I wonder if that will ever be possible again.

And now my thoughts rewind back further, to the word "meaning." What possible meaning is there if we come into this world to breath a few breaths, make a few memories, experience love and loss, and then leave the world? Is the only lasting point in life our death? It seems - God, it seems that way, for every thing we do from our first breath to our last, every thing and one we know and come to love, it all goes away in the end. Everything. Bleakness does not even begin to define it.

On the other hand ...

Is there something more than this? Are you in a better place as I have seen you in my dreams? Will I be with you again one day?

In this world you always loved so much to be brushed, and although I did so lovingly, I did so briefly, always thinking that you would be there the next day for more. And then one night, a night where you may have been trying to tell me something before you went outside, and maybe even the days before it, there were no more days. No more chances to do what you so loved having done to you.

If there is another side, a meaning to all of this pain and loss and torment, I will see you again, and when I do, I will brush you until your whole-again heart is content. You will not need medicine. You will not need reassurances. You will need only love, and you will have it from me forever.

I miss you, but as long as I draw breath, you will be with me always.
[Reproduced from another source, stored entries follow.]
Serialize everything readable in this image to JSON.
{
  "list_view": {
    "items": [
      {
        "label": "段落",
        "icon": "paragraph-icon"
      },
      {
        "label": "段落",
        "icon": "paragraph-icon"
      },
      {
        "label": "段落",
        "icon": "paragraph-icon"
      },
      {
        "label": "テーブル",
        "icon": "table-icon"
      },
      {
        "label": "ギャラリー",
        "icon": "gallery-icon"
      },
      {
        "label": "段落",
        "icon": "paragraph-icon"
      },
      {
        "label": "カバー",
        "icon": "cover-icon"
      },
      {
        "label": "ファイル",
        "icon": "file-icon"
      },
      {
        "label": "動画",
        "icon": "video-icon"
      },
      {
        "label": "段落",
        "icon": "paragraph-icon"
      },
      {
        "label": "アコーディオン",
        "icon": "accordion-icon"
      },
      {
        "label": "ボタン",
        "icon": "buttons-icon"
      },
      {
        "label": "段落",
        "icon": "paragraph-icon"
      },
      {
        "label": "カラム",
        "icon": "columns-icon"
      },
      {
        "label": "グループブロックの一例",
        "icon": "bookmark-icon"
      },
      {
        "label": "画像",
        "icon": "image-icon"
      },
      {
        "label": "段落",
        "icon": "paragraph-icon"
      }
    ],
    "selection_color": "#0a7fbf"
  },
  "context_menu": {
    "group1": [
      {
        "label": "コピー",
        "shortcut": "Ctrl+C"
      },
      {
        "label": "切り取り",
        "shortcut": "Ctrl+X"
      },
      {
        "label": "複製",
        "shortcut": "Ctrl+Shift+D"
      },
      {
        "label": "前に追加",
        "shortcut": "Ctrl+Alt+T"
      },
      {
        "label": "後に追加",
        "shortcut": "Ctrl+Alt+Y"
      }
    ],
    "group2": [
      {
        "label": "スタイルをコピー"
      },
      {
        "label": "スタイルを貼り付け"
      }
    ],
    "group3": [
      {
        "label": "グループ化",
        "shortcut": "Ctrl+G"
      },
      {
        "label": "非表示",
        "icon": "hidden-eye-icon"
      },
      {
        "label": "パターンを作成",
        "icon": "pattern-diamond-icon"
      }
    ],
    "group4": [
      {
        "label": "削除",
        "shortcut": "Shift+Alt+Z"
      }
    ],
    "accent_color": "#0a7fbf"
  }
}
And I pray, for that is all I can do, that there is something more than the misery and the loss.

When I think of you and how much you loved every day of your life, I think anything is possible. Even that.

Take care, my buddy, and from time-to-time, when you need a break from playing in those fields of high grass and chasing those mice that can never quite be caught, look down on me and remember the good times we had. I will always be looking up for you.

Until we are reunited, I will see you in the best of my dreams.